Reconciling two intuitions about convolution

Another "intuitive" thing convolution does is smoothing. If you convolve a function $f$ with Dirac's delta function $\delta$ (which isn't a function is the sense of a mapping), you get $f$, and if you convolve $f$ with a smooth approximation to $\delta$, you get a smooth approximation to $f$. The convolution will be at least as smooth as the approximation is. (More generally, if you convolve $f$ with a well-behaved function, you usually get a function that is at least as well-behaved in the same respects. In particular, if you convolve a function with a polynomial, you get a polynomial of the same degree.)

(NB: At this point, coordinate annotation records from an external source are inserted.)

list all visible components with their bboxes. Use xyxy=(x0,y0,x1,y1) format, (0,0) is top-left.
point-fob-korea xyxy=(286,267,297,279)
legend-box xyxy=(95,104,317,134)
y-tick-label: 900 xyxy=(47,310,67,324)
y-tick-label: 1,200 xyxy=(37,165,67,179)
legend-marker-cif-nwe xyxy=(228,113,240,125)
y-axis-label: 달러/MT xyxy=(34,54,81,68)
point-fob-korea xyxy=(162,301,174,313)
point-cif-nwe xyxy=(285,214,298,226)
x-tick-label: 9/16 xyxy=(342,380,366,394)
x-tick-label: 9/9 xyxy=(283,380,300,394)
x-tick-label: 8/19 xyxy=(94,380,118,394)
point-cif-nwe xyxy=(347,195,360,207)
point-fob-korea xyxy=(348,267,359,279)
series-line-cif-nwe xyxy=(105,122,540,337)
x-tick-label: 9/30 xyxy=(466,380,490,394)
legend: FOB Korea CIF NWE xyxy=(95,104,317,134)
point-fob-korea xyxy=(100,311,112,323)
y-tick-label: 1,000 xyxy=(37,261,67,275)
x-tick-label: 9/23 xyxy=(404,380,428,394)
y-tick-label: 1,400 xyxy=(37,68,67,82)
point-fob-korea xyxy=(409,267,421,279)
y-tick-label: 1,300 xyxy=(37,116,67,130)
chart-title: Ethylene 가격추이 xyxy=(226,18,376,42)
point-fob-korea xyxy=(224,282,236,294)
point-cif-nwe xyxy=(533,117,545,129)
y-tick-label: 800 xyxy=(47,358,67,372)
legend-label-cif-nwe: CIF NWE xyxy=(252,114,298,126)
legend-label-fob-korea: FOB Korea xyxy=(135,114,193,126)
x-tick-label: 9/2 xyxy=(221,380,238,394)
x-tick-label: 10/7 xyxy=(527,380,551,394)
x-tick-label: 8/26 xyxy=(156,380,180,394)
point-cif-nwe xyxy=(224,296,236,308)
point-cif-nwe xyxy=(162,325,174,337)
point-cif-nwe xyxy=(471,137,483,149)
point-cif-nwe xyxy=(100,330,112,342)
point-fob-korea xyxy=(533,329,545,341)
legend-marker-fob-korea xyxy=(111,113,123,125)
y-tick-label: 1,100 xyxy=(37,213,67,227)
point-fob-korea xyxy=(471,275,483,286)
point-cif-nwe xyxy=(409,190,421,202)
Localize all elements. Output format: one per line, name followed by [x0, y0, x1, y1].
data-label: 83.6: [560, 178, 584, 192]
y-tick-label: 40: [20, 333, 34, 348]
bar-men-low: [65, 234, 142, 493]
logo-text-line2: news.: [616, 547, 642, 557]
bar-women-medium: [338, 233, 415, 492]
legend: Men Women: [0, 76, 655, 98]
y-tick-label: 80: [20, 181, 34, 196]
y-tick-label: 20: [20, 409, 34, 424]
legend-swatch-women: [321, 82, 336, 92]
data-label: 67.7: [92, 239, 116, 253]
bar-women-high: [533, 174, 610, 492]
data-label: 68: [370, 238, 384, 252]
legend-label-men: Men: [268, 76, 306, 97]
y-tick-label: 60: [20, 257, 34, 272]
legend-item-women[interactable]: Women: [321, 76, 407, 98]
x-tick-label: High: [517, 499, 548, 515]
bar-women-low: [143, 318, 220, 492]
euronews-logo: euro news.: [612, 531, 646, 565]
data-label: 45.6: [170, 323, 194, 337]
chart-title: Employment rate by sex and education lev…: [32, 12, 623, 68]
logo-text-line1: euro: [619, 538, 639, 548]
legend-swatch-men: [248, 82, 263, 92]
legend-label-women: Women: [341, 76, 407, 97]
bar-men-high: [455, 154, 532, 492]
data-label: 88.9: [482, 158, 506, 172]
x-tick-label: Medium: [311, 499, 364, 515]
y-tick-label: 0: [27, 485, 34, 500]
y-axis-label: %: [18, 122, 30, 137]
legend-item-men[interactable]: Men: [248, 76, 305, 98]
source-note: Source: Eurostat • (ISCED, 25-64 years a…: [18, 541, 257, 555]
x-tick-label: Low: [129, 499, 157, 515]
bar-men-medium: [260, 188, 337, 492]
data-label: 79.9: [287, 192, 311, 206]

The following will be an incomplete answer, giving one relationship between multiplication and convolution. Remember how you were taught in childhood to multiply numbers: $$ \begin{array}{cccccccccc} & & & 9 & 6 & 2 \\ & & \times & 9 & 2 & 4 \\ \hline & & 3 & 8 & 4 & 8 \\ & 1 & 9 & 2 & 4 \\ 8 & 6 & 5 & 8 \\ \hline 8 & 8 & 8 & 8 & 8 & 8 \end{array} $$ Here you are multiplying by convolving. You have two sequences: $9,6,2$ and $9,2,4$. And what you're doing above is convolving: you multiply each term in the sequence by a suitable shift of the other sequence. Then you add the resulting sequences together, each one shifted to the right or left by the same number of places by which the earlier shift was done. That's convolution.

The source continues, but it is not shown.